I’m personally convinced that MAV is caused by either injury or some yet to be determined homeostasis issue. Diabetes is but one element of the body’s overall balance going awry.
I agree with you. I guess I’m just so depressed I don’t know what to do anymore. I am sitting here sobbing trying to figure out how I can get back to some semblance of normalcy.
How are you getting on treating the diabetes? If it’s genetic that may be more tricky, but some cases are completely reversible.
It’s definitely genetic I only weigh 130 lbs and I’m not overweight at all. I tried taking the metformin but that caused me to feel dizzy lightheaded and anxious so i stopped and now the endocrinologist is putting me on Starlix. I have been able to control it better though with diet and my sugars have lowered significantly
Well that’s something Jess! And the equipment gets better all the time? My mum had it (in her case due to being overweight unfortunately) but it didn’t really affect her too much as the treatment was very good.
MAV though …
Ya this MAV shit is awful. People have enough to deal with in life without this nonsense. I was given Zoloft to try to get the anxiety down but of course now I am med phobic so I’m having a hard time taking the initial dose
Jess the meds can really help. And as @GetBetter says, anxiety and diabetes probably not helping at all. You must must must try all avenues to see if you can optimise treatment. The drugs really can dramatically improve overall quality of life but you have to take the plunge.
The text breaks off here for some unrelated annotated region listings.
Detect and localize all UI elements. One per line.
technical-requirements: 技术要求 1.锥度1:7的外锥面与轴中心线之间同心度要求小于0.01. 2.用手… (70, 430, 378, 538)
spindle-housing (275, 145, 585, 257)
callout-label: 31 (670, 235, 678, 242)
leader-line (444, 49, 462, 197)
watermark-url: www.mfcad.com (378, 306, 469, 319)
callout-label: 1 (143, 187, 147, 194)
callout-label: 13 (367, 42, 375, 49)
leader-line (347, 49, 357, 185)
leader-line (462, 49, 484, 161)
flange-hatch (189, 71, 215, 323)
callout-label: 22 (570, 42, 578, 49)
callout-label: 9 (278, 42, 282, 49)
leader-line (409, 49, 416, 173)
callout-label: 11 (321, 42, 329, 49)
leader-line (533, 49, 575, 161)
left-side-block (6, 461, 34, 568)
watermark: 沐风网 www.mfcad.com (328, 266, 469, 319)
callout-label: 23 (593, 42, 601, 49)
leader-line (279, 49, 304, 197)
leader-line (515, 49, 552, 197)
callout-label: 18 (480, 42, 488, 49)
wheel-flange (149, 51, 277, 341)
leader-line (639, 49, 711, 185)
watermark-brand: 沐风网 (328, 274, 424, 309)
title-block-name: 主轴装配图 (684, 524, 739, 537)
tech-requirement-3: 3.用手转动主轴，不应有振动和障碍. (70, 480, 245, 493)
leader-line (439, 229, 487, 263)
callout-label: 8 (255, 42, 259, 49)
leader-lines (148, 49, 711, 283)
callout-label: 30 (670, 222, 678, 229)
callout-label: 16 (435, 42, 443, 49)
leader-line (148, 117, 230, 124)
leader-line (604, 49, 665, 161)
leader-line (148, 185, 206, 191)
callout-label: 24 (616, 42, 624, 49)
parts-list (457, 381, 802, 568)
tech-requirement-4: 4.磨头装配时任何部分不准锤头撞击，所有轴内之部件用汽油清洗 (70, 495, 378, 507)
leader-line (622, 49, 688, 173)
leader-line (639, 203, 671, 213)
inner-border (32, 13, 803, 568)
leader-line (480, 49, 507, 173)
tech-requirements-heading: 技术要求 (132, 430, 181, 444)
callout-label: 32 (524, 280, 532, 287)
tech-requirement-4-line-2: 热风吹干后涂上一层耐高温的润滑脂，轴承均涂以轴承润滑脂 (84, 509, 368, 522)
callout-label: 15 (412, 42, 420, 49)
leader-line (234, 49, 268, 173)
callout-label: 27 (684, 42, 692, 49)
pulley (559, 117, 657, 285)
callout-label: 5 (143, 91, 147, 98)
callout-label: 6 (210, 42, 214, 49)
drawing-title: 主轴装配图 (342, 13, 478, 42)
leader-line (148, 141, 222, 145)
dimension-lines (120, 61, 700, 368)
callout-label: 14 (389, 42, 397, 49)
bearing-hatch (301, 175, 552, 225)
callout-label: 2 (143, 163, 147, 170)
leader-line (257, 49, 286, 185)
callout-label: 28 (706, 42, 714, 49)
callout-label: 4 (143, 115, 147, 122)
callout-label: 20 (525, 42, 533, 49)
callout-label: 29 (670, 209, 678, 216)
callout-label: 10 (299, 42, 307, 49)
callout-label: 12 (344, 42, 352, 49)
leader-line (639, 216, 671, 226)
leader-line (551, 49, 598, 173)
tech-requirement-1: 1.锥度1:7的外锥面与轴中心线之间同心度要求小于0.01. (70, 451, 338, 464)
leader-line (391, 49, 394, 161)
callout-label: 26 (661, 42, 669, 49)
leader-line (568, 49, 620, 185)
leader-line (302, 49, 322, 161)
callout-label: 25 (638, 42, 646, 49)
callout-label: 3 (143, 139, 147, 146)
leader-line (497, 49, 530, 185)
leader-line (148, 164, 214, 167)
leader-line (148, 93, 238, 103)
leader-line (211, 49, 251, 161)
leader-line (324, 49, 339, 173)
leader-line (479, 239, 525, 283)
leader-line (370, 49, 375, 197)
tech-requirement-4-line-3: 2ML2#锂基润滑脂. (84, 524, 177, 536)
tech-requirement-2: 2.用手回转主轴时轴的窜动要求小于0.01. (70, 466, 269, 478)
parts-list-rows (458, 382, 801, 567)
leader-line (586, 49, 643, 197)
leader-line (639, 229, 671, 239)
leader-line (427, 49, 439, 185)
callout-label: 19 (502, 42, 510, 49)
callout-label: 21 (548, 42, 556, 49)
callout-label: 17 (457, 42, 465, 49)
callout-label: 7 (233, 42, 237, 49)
I know…I feel like I am being ridiculous and I’m trying not to be. I’m just at such a low point right now and feel like there is no hope
We’ve all been there, and there is … you need to find the fight again! You can do it, Jess!
Basically, onwards and upwards is the only option when you have people around you who love you and need you to be there for them.
I had suicidal thoughts at one point, but got so much better with medication I started seeing the light and at the same time realised I couldn’t give up … it simply wasn’t an option.
Thank you so much! What medication worked for you?
Amitriptyline turned things around for me (@20mg nocte) … its not a silver bullet but made life worth living again.
There are of course many other options. Thankfully this was only the second one I tried.